Thursday, May 8, 2008

Sell your home in any market : 50 surprisingly simple strategies for getting top dollar fast by Jim Renley

I'd been hoping to be able to read Sell your home in any market : 50 surprisingly simple strategies for getting top dollar fast by Jim Remley this Spring and was not disappointed. It had been in my queue for a few months and finally I received notification that it was available for pick up at my library branch.

A little background: Ten years or so ago, I landed my first job at an attorney's office as a real estate closing secretary. I held that job for a few years before moving to Erie and subsequent better paying positions with larger firms. But really, I cut my legal teeth on real estate. There's a lot of work that goes into getting a house sold and closed and I must confess, Realtors are not my favorite. They are a necessary evil if you want to sell/buy your home and don't have the skills or time to sell/buy on your own. They are generally pushy by nature and would likely transition to a used car salesman job fairly easily with their high pressure tactics. And I am just talking about what they do to people like me who worked on files to get them to close!

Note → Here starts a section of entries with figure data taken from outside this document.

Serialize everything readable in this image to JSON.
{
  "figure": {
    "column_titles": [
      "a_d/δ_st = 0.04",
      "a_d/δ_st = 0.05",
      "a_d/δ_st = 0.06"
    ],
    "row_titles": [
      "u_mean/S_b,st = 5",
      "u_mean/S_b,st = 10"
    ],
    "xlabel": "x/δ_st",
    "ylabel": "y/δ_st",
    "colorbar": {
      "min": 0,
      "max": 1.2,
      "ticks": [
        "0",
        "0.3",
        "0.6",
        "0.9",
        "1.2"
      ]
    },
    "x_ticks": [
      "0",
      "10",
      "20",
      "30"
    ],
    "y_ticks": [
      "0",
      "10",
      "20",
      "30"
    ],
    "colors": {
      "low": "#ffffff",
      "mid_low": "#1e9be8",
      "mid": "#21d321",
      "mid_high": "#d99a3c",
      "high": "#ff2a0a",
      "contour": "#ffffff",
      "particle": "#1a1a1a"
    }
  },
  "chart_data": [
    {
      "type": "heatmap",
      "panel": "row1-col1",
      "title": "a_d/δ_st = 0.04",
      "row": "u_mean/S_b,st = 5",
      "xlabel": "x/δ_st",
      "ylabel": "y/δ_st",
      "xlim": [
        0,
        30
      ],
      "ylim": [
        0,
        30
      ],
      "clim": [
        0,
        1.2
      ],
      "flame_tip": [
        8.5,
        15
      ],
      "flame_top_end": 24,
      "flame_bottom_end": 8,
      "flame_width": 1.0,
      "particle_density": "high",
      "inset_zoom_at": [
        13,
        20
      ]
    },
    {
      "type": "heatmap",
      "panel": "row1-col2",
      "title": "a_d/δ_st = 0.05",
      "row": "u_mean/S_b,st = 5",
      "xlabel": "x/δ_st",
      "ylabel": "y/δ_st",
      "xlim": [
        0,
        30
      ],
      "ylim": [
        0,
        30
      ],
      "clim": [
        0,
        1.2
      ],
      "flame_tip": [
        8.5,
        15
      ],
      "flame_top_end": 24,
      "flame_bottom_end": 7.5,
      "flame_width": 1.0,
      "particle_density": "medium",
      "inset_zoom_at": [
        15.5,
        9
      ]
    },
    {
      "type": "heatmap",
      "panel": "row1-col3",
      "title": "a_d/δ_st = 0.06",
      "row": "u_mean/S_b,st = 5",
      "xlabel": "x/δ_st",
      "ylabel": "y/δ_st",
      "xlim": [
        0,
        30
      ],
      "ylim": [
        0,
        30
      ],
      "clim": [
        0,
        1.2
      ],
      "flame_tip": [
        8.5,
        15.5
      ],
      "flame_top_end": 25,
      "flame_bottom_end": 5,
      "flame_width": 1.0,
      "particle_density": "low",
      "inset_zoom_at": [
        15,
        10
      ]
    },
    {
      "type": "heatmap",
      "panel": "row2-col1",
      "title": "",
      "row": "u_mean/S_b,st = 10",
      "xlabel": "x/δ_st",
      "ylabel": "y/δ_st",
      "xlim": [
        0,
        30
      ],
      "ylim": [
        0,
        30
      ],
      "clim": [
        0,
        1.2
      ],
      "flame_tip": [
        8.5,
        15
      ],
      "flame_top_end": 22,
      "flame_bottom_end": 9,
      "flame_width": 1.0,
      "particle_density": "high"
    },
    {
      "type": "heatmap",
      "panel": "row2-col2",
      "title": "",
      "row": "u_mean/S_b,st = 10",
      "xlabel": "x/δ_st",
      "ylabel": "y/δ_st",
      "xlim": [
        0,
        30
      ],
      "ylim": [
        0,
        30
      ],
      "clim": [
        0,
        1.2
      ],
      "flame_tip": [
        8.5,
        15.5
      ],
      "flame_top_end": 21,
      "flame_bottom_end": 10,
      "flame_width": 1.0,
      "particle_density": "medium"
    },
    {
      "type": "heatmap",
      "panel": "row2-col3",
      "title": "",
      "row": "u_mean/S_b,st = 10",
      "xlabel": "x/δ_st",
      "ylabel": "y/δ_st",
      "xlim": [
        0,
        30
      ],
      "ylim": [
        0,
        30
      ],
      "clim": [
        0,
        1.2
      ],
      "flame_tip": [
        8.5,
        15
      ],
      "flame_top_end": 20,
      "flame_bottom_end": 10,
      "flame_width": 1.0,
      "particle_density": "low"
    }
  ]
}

So being a seasoned quasi-real estate professional in my past, I read this book with a grain of salt. I really didn't think that the author, Jim Remley, was going to tell me much more than I already knew. How wrong I was! While I did find most of the book to be old hat for me, I did glean some interesting tidbits of knowledge from
Sell your home in any market : 50 surprisingly simple strategies for getting top dollar fast and I was able to thumb through and hit the highlights in a relatively short period of time.

Call me a sinner, but I shamelessly lent the book to my neighbor since they are FSBO'ing their home now.
Sell your home in any market : 50 surprisingly simple strategies for getting top dollar fast is a great primer book for those who are planning to go it alone and FSBO their home in an attempt to avoid the hefty Realtor commission. It provides common sense advice strewn in with some personal anecdotes of the author, which show us all that even he, a seasoned real estate professional, can fall into the traps he wants his readers to avoid. I appreciated the tone of the book; it was very light and not condescending in any way.